Amnesty International Ghana, in collaboration with the Ghana Education Service (GES), has launched a project aimed at ending Sexual and Gender-based Violence (SGBV) in junior and senior high schools in the Eastern Region.
The project, rolled out in New Juaben North and South municipalities, seeks to raise public awareness on issues constituting sexual violence in schools and how to identify such acts.
It also aims to create a victim support system to handle matters of sexual harassment in the schools.
Sixty students (including boys) and 20 teachers were selected from five senior and junior high schools and taken through training to become focal persons for the crusade.

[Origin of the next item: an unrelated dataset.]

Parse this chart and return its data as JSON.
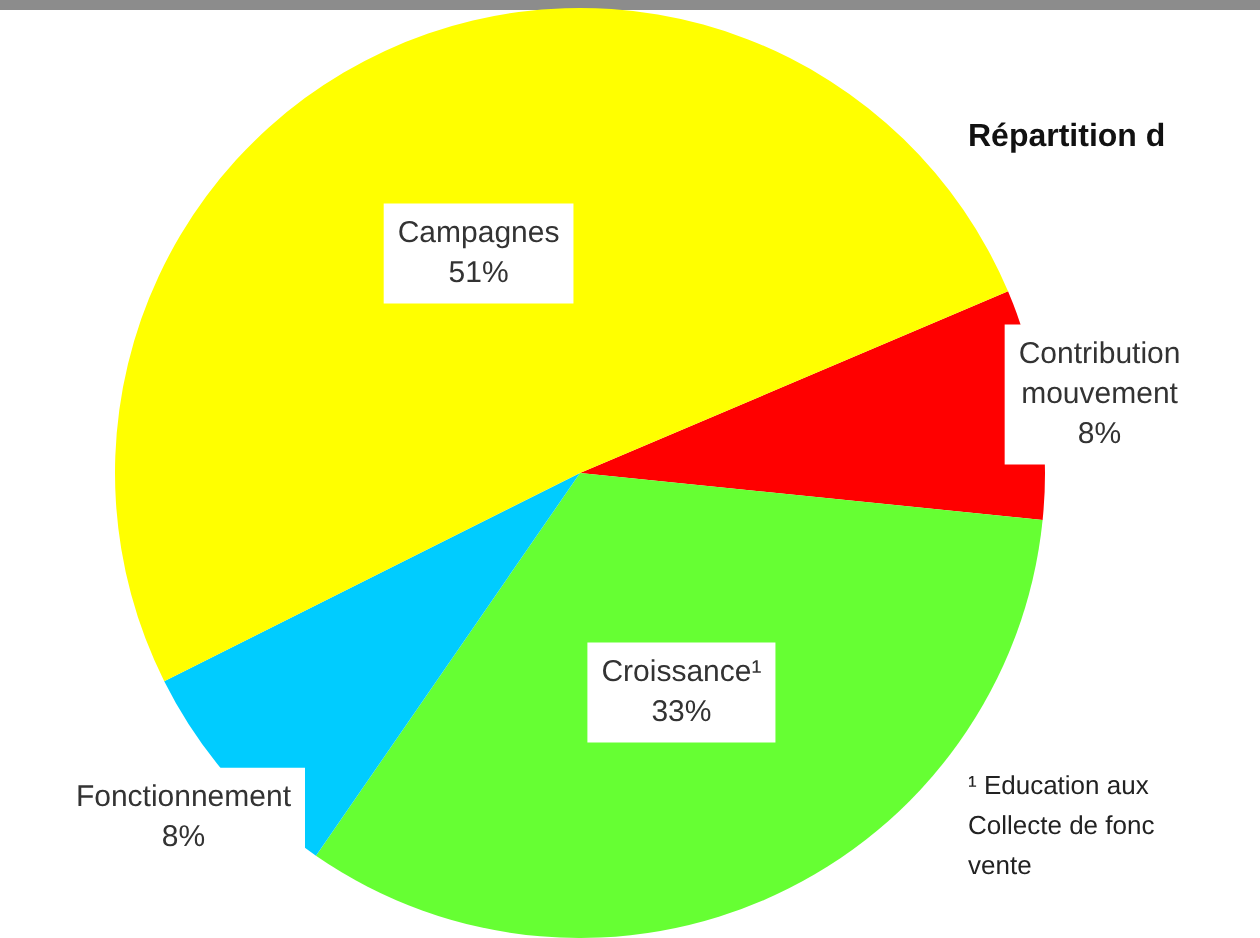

Mr Samuel Agbotsey, the Campaign and Fundraising Coordinator, Amnesty International Ghana, in an interview with the GNA about the scheme, said a similar one had already been launched in universities and other tertiary institutions.
One of the most vulnerable groups, who suffer SGBV in Ghana, are girls in schools and reports abound of teachers and male students being the main perpetrators.
However, Mr Agbotsey said in many instances, such cases went unreported, adding: “Even when reported they are not properly dealt with.”
He attributed the trend to the lack of support systems to address school-based sexual violence, which largely contributed to limiting the confidence of girls to report such incidences.
To address the rising trend of sexual abuse, he said schoolboys had also been chosen to participate fully in the project as ambassadors to champion ending sexual violence in schools.
Mr Agbotsey expressed the belief that the move would ultimately shape boys’ understanding of the need for gender balance in Ghana’s socio-economic development process.
The SGBV project is part of a broad campaign championed by the international rights body in both tertiary education institutions and basic schools in Ghana with funding from the French Embassy in Ghana.